DEVIL
Rs 499/-
Cast: Chris Messina, Bokeem Woodbine, Bojana Novakovic, Jacob Vargas
Director: John Erick Dowdle
You probably have been in a similar predicament sometime or other, except of course you have never encountered a devil while stuck on an elevator. It does get spooky, not just the scenes, but the music too, there’s a lot of darkness, and you cannot but just wait for the next sequence of events, until your 90 minutes is up and you find all is fine.
Within a few minutes of the film you have a loud bang on the speakers that reveal a man who has jumped to his death from an anonymous Philadelphia office block. Detective Bowden (Chris Messina) is still recuperating from the loss of his wife and son who were killed five years ago, is called to investigate.

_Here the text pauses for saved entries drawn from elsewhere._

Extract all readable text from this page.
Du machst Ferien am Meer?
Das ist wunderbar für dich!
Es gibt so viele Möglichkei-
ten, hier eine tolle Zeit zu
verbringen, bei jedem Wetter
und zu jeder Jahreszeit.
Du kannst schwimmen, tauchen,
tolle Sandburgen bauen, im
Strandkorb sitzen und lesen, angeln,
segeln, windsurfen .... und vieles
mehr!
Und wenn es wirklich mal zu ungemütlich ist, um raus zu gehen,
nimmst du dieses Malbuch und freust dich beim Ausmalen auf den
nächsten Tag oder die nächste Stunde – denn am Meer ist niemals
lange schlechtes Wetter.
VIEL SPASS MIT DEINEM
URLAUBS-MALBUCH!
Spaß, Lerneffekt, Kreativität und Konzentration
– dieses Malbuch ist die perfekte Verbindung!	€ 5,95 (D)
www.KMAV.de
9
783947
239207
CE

Just as he takes on the case, another tragedy occurs. An elevator is stuck between floors that has five strangers, a young mechanic (Logan Marshall-Green), a fashionable foxy young woman (Bojana Novakovic), an old woman (Jenny O’Hara), a mattress salesman (Geoffrey Arend), and one of the building’s temp security guards (Bokeem Woodbine).
The elevator is monitored by two security guards Ramirez (Jacob Vargas) and Lustig (Matt Craven), who handle the CCTVs and keep in touch with the five trapped, through sign language, as the camera’s audio is malfunctioning. But every time the lights flicker and go out on the elevator, one of the strangers is killed in a brutal manner. Ramirez the Catholic guard warns of the devil’s work at hand and informs Bowden, who washes the idea away, not knowing that it could be true.
While investigating through the CCTVs, Bowden realises that all five strangers have guilty secrets, and one of them relates to his own traumatic past.
This chilling, supernatural thriller from M. Night Shyamalan (The Sixth Sense, Signs) will keep you on the edge of your seat with an anti-climax.